`gfn.gym.helpers.box_utils`

This file contains utilitary functions for the Box environment.

Module Contents

Classes

`BoxPBEstimator`	Estimator for P_B for the Box environment. Uses the QuarterCircle(northeastern=False) distribution
`BoxPBNeuralNet`	A deep neural network for the backward policy.
`BoxPBUniform`	A module to be used to create a uniform PB distribution for the Box environment
`BoxPFEstimator`	Estimator for P_F for the Box environment. Uses the BoxForwardDist distribution.
`BoxPFNeuralNet`	A deep neural network for the forward policy.
`BoxStateFlowModule`	A deep neural network for the state flow function.
`DistributionWrapper`
`QuarterCircle`	Represents distributions on quarter circles (or parts thereof), either the northeastern
`QuarterCircleWithExit`	Extends the previous QuarterCircle distribution by considering an extra parameter, called
`QuarterDisk`	Represents a distribution on the northeastern quarter disk centered at (0, 0) of maximal radius delta.

Functions

split_PF_module_output(output, n_comp_max)

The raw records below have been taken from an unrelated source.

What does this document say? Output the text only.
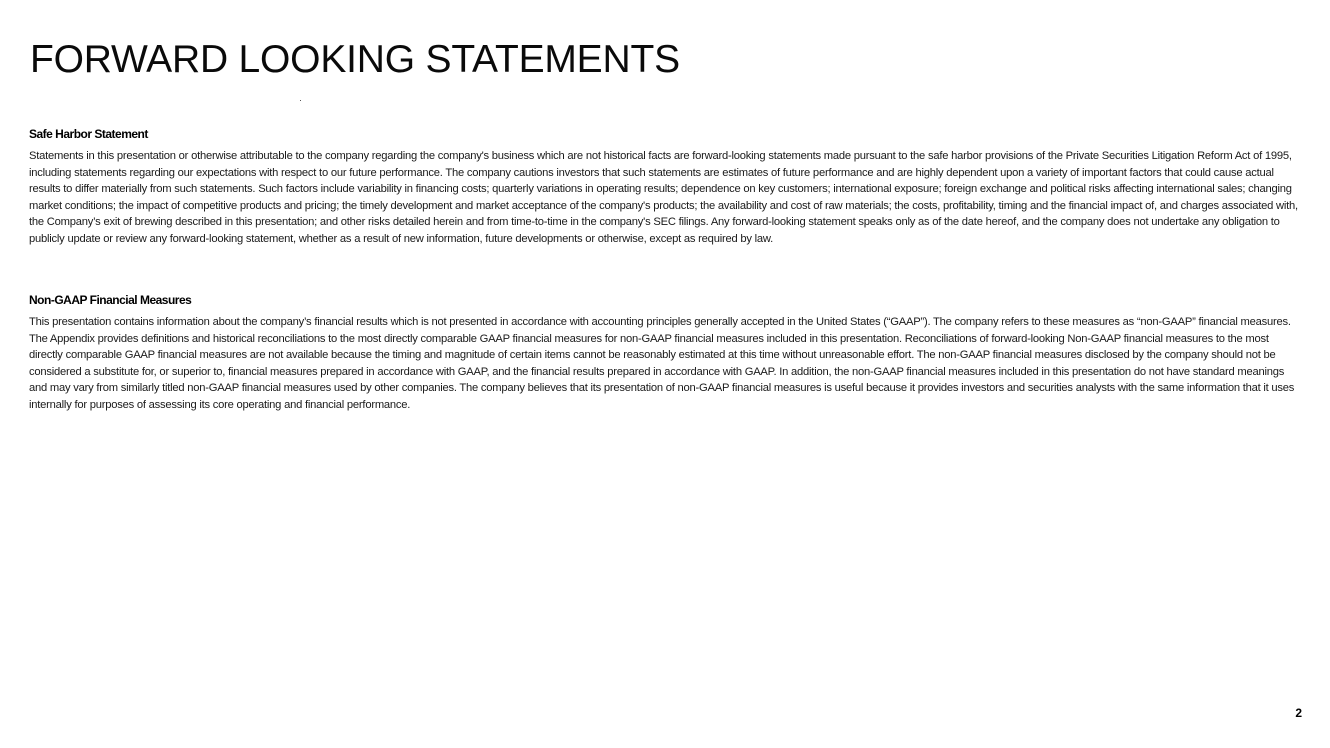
FORWARD LOOKING STATEMENTS

Safe Harbor Statement

Statements in this presentation or otherwise attributable to the company regarding the company's business which are not historical facts are forward-looking statements made pursuant to the safe harbor provisions of the Private Securities Litigation Reform Act of 1995, including statements regarding our expectations with respect to our future performance. The company cautions investors that such statements are estimates of future performance and are highly dependent upon a variety of important factors that could cause actual results to differ materially from such statements. Such factors include variability in financing costs; quarterly variations in operating results; dependence on key customers; international exposure; foreign exchange and political risks affecting international sales; changing market conditions; the impact of competitive products and pricing; the timely development and market acceptance of the company's products; the availability and cost of raw materials; the costs, profitability, timing and the financial impact of, and charges associated with, the Company’s exit of brewing described in this presentation; and other risks detailed herein and from time-to-time in the company's SEC filings. Any forward-looking statement speaks only as of the date hereof, and the company does not undertake any obligation to publicly update or review any forward-looking statement, whether as a result of new information, future developments or otherwise, except as required by law.

Non-GAAP Financial Measures

This presentation contains information about the company’s financial results which is not presented in accordance with accounting principles generally accepted in the United States (“GAAP”). The company refers to these measures as “non-GAAP” financial measures. The Appendix provides definitions and historical reconciliations to the most directly comparable GAAP financial measures for non-GAAP financial measures included in this presentation. Reconciliations of forward-looking Non-GAAP financial measures to the most directly comparable GAAP financial measures are not available because the timing and magnitude of certain items cannot be reasonably estimated at this time without unreasonable effort. The non-GAAP financial measures disclosed by the company should not be considered a substitute for, or superior to, financial measures prepared in accordance with GAAP, and the financial results prepared in accordance with GAAP. In addition, the non-GAAP financial measures included in this presentation do not have standard meanings and may vary from similarly titled non-GAAP financial measures used by other companies. The company believes that its presentation of non-GAAP financial measures is useful because it provides investors and securities analysts with the same information that it uses internally for purposes of assessing its core operating and financial performance.

2
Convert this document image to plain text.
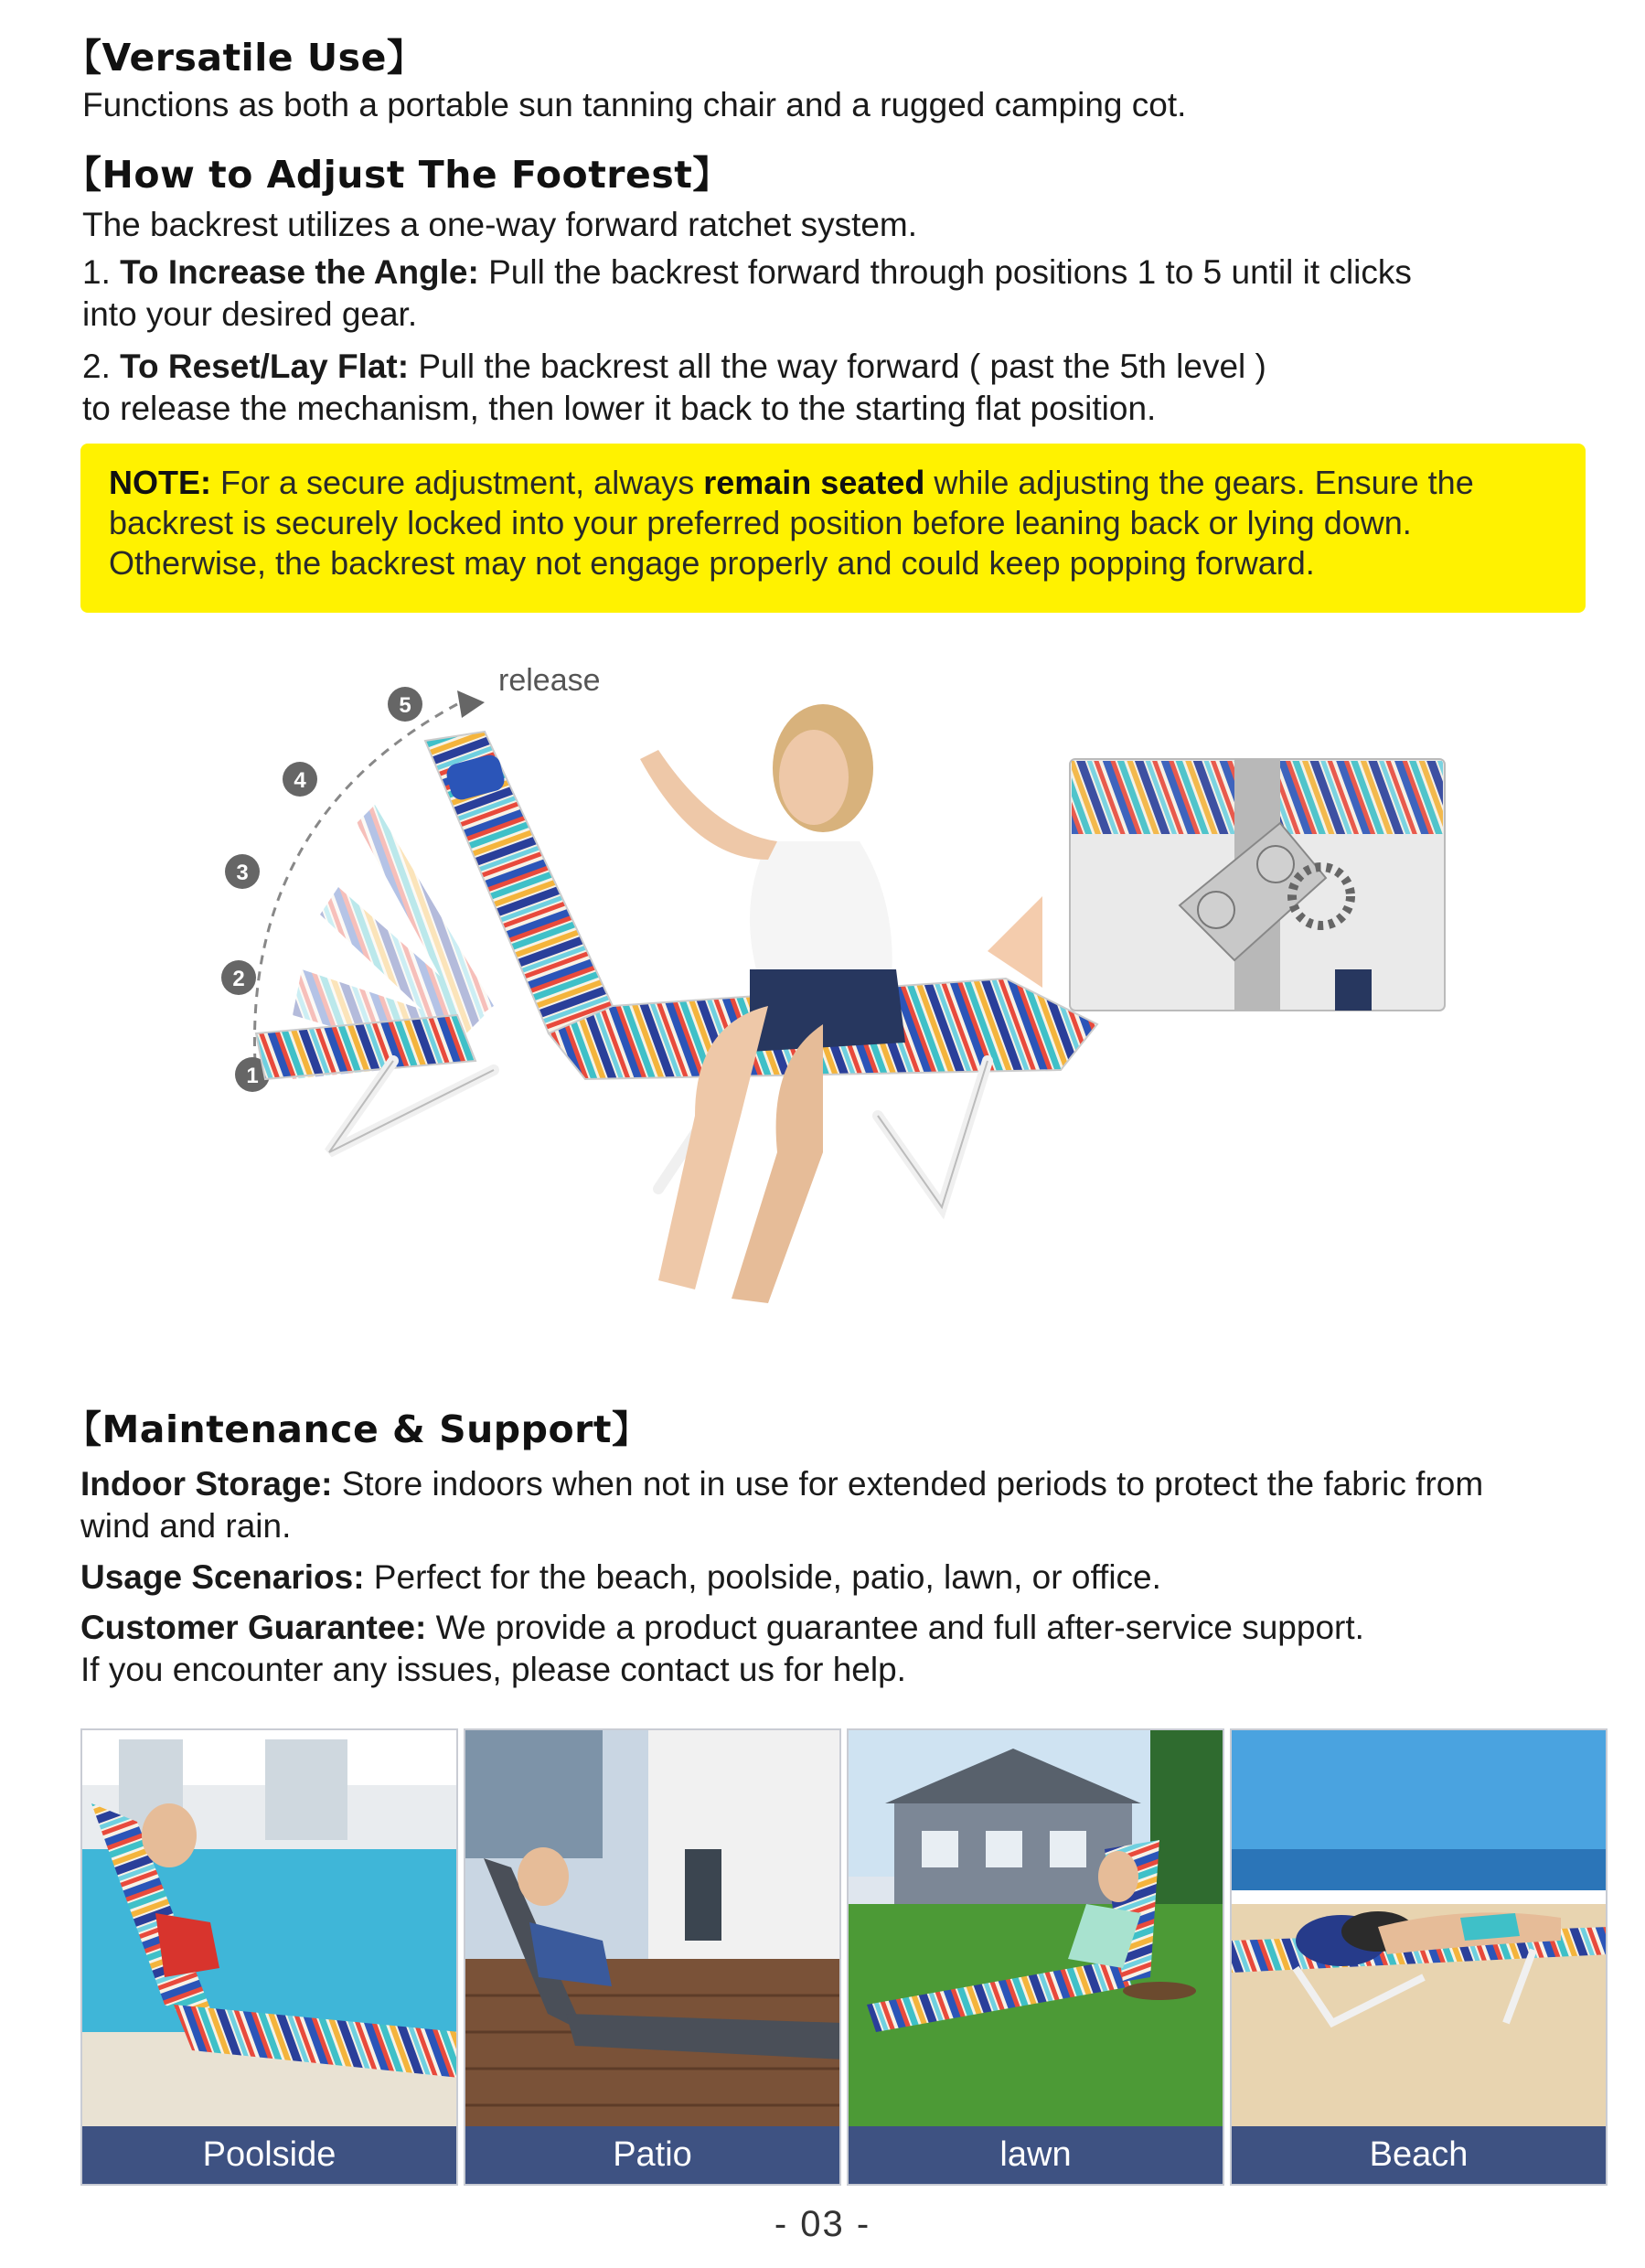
【Versatile Use】
Functions as both a portable sun tanning chair and a rugged camping cot.
【How to Adjust The Footrest】
The backrest utilizes a one-way forward ratchet system.
1. To Increase the Angle: Pull the backrest forward through positions 1 to 5 until it clicks
into your desired gear.
2. To Reset/Lay Flat: Pull the backrest all the way forward ( past the 5th level )
to release the mechanism, then lower it back to the starting flat position.
NOTE: For a secure adjustment, always remain seated while adjusting the gears. Ensure the
backrest is securely locked into your preferred position before leaning back or lying down.
Otherwise, the backrest may not engage properly and could keep popping forward.
release
1
2
3
4
5
【Maintenance & Support】
Indoor Storage: Store indoors when not in use for extended periods to protect the fabric from
wind and rain.
Usage Scenarios: Perfect for the beach, poolside, patio, lawn, or office.
Customer Guarantee: We provide a product guarantee and full after-service support.
If you encounter any issues, please contact us for help.
Poolside	Patio	lawn	Beach
- 03 -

Splits the module output into the expected parameter sets.

Attributes

`CLAMP`
`PI_2`
`PI_2_INV`

class gfn.gym.helpers.box_utils.BoxPBEstimator(env, module, n_components, min_concentration=0.1, max_concentration=2.0)

Bases: gfn.modules.GFNModule

Estimator for P_B for the Box environment. Uses the QuarterCircle(northeastern=False) distribution

Parameters

env (gfn.gym.Box) –
module (torch.nn.Module) –
n_components (int) –
min_concentration (float) –
max_concentration (float) –

expected_output_dim()

Expected output dimension of the module.

Return type: int

to_probability_distribution(states, module_output)

Transform the output of the module into a probability distribution.

The kwargs modify a base distribution, for example to encourage exploration.

Not all modules must implement this method, but it is required to define a policy from a module’s outputs. See DiscretePolicyEstimator for an example using a categorical distribution, but note this can be done for all continuous distributions as well.

Parameters

states (gfn.states.States) –
module_output (torchtyping.TensorType[batch_shape, output_dim, float]) –

Return type

torch.distributions.Distribution

class gfn.gym.helpers.box_utils.BoxPBNeuralNet(hidden_dim, n_hidden_layers, n_components, **kwargs)

Bases: gfn.utils.NeuralNet

A deep neural network for the backward policy.

Parameters

hidden_dim (int) –
n_hidden_layers (int) –
n_components (int) –

n_components: the number of components for each distribution parameter.

forward(preprocessed_states)

Forward method for the neural network.

Parameters: preprocessed_states (torchtyping.TensorType[batch_shape, 2, float]) – a batch of states appropriately preprocessed for ingestion by the MLP.
Return type: torchtyping.TensorType[batch_shape, 3 * n_components]

Returns: out, a set of continuous variables.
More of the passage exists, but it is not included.